= Davis Mell =

English clockmaker and violinist (1604–1662)

Davis Mell (also David or Davy; 15 November 1604 – 27 April 1662) was an English clockmaker and violinist.

He was born at Wilton, Wiltshire near Salisbury the son of a servant of William Herbert, 3rd Earl of Pembroke. He was primarily a clockmaker, and was, until the middle of the seventeenth century, accounted the first violinist in England in point of skill. He may be said to occupy the position of the earliest English violinist of note. Anthony Wood says that Mell was "one of the musick to King Charles I," and "had a sweet stroke."

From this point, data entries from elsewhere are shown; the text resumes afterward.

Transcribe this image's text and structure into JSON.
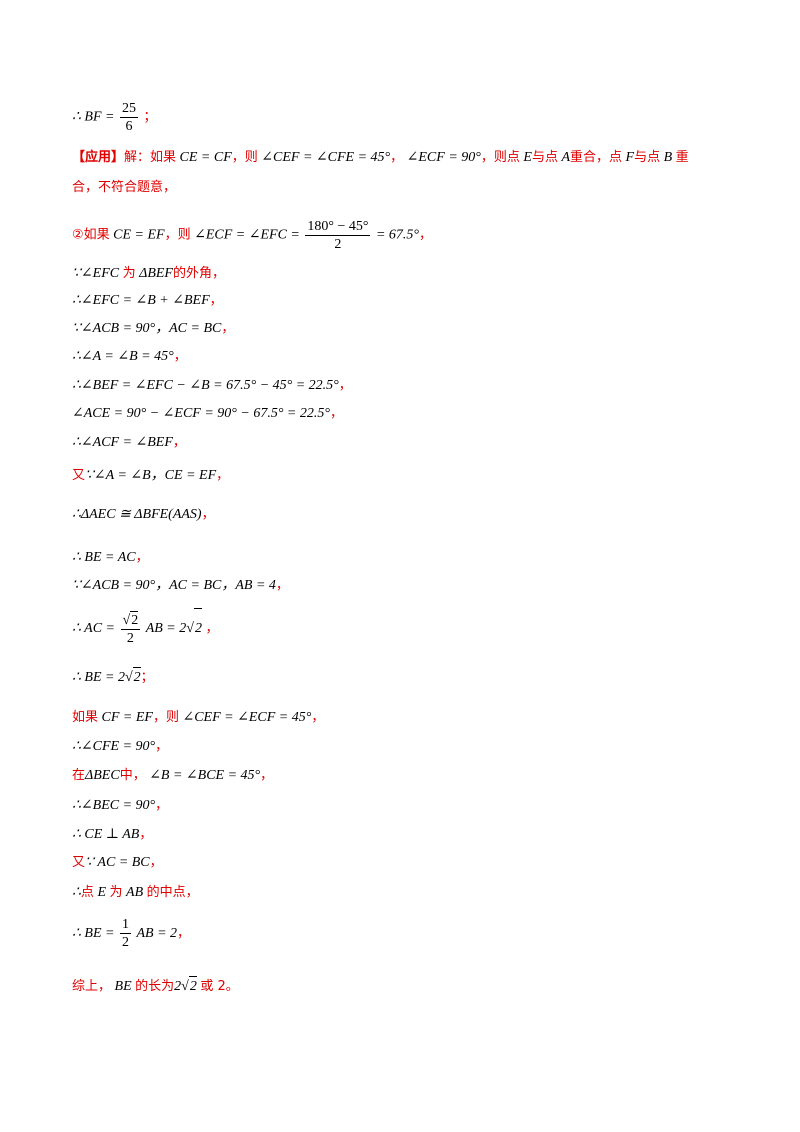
{
  "lines": {
    "l1_pre": "∴ BF =",
    "l1_num": "25",
    "l1_den": "6",
    "l1_end": "；",
    "l2_tag": "【应用】",
    "l2_a": "解：如果",
    "l2_m1": "CE = CF",
    "l2_b": "，则",
    "l2_m2": "∠CEF = ∠CFE = 45°",
    "l2_c": "，",
    "l2_m3": "∠ECF = 90°",
    "l2_d": "，则点",
    "l2_m4": "E",
    "l2_e": "与点",
    "l2_m5": "A",
    "l2_f": "重合，点",
    "l2_m6": "F",
    "l2_g": "与点",
    "l2_m7": "B",
    "l2_h": "重",
    "l3": "合，不符合题意，",
    "l4_a": "②如果",
    "l4_m1": "CE = EF",
    "l4_b": "，则",
    "l4_m2": "∠ECF = ∠EFC =",
    "l4_num": "180° − 45°",
    "l4_den": "2",
    "l4_m3": "= 67.5°",
    "l4_c": "，",
    "l5_m1": "∵∠EFC",
    "l5_a": "为",
    "l5_m2": "ΔBEF",
    "l5_b": "的外角，",
    "l6": "∴∠EFC = ∠B + ∠BEF",
    "l7": "∵∠ACB = 90°，AC = BC",
    "l8": "∴∠A = ∠B = 45°",
    "l9": "∴∠BEF = ∠EFC − ∠B = 67.5° − 45° = 22.5°",
    "l10": "∠ACE = 90° − ∠ECF = 90° − 67.5° = 22.5°",
    "l11": "∴∠ACF = ∠BEF",
    "l12_a": "又",
    "l12_m": "∵∠A = ∠B，CE = EF",
    "l13": "∴ΔAEC ≅ ΔBFE(AAS)",
    "l14": "∴ BE = AC",
    "l15": "∵∠ACB = 90°，AC = BC，AB = 4",
    "l16_pre": "∴ AC =",
    "l16_num": "2",
    "l16_den": "2",
    "l16_post": "AB = 2",
    "l16_rad": "2",
    "l17_pre": "∴ BE = 2",
    "l17_rad": "2",
    "l18_a": "如果",
    "l18_m1": "CF = EF",
    "l18_b": "，则",
    "l18_m2": "∠CEF = ∠ECF = 45°",
    "l19": "∴∠CFE = 90°",
    "l20_a": "在",
    "l20_m1": "ΔBEC",
    "l20_b": "中，",
    "l20_m2": "∠B = ∠BCE = 45°",
    "l21": "∴∠BEC = 90°",
    "l22": "∴ CE ⊥ AB",
    "l23_a": "又",
    "l23_m": "∵ AC = BC",
    "l24_m1": "∴",
    "l24_a": "点",
    "l24_m2": "E",
    "l24_b": "为",
    "l24_m3": "AB",
    "l24_c": "的中点，",
    "l25_pre": "∴ BE =",
    "l25_num": "1",
    "l25_den": "2",
    "l25_post": "AB = 2",
    "l26_a": "综上，",
    "l26_m1": "BE",
    "l26_b": "的长为",
    "l26_m2": "2",
    "l26_rad": "2",
    "l26_c": "或 2。",
    "comma": "，",
    "semi": "；"
  }
}
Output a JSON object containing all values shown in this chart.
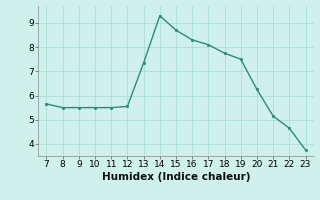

According to the same authority, Mell visited Oxford in March 1657–8, when "Peter Pett, Will Bull, Ken Digby, and others of Allsoules did give him a very handsome entertainment in the Taverne, called 'The Salutation,' in St. Marie's Parish. The company did look upon Mr. Mell to have a prodigious hand on the violin, and they thought that no person, as all in London did, could goe beyond him. But when Tho Baltzar, an Outlander, came to Oxon in the next yeare, they had other thoughts of Mr. Mell, who tho he played farr sweeter than Baltzar, yet Baltzar's hand was more quick." Elsewhere Wood describes Mell as "a well-bred gentleman, and not given to excessive drinking as Baltzar was." Wood seems to have entertained him at Oxford in August 1658.

Mell was conjointly with George Hudson the first "Master of the Music," or leader of Charles II's "four and twenty fiddlers," a band of twenty-four performers on the violin, tenor, and bass, instituted by the king in 1660 in imitation of Louis XIV's Les Vingt-quatre Violons du Roi. He was succeeded in 1661 by Baltzar.

Some of Mell's compositions for the instrument are to be found in Christopher Simpson's Division Viol (1659). In John Aubrey's Miscellanies is an account of a child of Davis Mell, who was cured of a crooked back by the touch of a dead hand.